Equivalence of the Bioimpedance and Thermodilution Methods in Measuring Cardiac Output in Hospitalized Patients with Advanced, Decompensated Chronic Heart Failure
Overview
Affiliations
Background: An accurate and reliable noninvasive method for determining cardiac output/cardiac index would be valuable for patients with acutely decompensated advanced systolic heart failure.
Objectives: To determine whether a correlation exists for cardiac output and index determined by using bioimpedance and thermodilution in patients with acutely decompensated complex heart failure and if differences between results with the 2 methods could be explained by the patients' advanced condition.

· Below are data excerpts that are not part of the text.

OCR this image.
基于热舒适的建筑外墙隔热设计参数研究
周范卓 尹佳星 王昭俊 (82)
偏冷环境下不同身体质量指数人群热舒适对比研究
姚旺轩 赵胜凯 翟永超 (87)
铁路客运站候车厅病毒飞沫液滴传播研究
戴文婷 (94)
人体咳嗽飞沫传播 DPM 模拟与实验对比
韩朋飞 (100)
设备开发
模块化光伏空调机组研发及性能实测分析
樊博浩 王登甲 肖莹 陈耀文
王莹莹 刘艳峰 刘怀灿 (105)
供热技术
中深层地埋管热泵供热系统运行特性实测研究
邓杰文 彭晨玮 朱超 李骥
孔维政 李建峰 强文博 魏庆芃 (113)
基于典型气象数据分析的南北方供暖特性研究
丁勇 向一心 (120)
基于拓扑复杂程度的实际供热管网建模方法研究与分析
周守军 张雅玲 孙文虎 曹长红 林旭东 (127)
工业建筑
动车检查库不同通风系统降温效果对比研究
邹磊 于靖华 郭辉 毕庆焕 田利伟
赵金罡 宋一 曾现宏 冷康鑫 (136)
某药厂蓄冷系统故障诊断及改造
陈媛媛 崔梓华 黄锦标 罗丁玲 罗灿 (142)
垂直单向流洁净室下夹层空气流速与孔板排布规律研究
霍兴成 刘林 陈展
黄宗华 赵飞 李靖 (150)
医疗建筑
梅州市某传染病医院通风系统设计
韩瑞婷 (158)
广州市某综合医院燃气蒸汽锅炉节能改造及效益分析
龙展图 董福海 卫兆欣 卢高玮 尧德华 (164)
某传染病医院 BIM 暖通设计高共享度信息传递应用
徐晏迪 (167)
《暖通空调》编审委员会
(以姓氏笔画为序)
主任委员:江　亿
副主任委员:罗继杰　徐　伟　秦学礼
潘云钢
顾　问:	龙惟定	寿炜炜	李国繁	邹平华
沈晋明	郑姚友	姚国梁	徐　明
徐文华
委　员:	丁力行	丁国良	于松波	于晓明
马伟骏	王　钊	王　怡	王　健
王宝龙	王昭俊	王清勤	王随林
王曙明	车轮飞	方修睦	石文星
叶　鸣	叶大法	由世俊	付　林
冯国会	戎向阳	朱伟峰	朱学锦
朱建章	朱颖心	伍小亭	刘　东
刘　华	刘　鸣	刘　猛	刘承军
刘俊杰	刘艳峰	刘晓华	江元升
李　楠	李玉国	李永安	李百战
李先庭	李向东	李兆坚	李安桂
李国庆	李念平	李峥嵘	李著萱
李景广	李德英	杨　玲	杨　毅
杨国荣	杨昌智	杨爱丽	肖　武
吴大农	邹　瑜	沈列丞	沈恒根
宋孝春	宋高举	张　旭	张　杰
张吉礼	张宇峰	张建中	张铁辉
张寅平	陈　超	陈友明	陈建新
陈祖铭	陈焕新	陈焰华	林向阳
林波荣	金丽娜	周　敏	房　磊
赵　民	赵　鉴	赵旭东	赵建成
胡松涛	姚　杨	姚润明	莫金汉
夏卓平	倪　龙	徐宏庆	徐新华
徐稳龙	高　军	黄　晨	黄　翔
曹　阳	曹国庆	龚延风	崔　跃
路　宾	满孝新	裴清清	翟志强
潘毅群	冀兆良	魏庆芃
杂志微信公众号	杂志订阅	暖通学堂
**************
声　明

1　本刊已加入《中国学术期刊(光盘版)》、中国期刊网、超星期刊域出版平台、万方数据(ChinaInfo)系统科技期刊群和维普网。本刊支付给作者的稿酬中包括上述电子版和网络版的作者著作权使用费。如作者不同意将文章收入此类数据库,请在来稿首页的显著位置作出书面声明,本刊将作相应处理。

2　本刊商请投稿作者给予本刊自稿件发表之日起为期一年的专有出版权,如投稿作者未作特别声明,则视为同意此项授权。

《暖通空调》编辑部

Methods: Cardiac output and index were determined by using bioimpedance and thermodilution in 33 patients. Echocardiographic and electrocardiographic data were assessed to determine if differences between results with the 2 methods could be explained by the patients' advanced condition. Concordance correlation coefficients and Bland-Altman agreement between methods were calculated.
Results: Four patients were excluded from analysis because reliable measurements could not be obtained; the remaining 29 patients constituted the study population. Mean cardiac outputs determined by thermodilution and bioimpedance were 5.48 and 5.40 L/min, respectively (rhoc = 0.89, P < .001), and mean cardiac indexes were 2.67 and 2.65 (rhoc = 0.82, P < .001). Mean bias (limits of agreement) between data pairs was 0.08 (-0.18 to 0.35) L/min (P = .52) for cardiac output and 0.03 (-0.097 to 0.16; P = .61) for cardiac index. Six data pairs (21%) had an absolute percent difference greater than 15%. Of these, 50% had a higher thermodilution value.
Conclusion: Determinations of cardiac output and index by both methods were significantly correlated. Mean bias between the 2 methods was small, suggesting clinical utility for bioimpedance in patients with complex decompensated heart failure.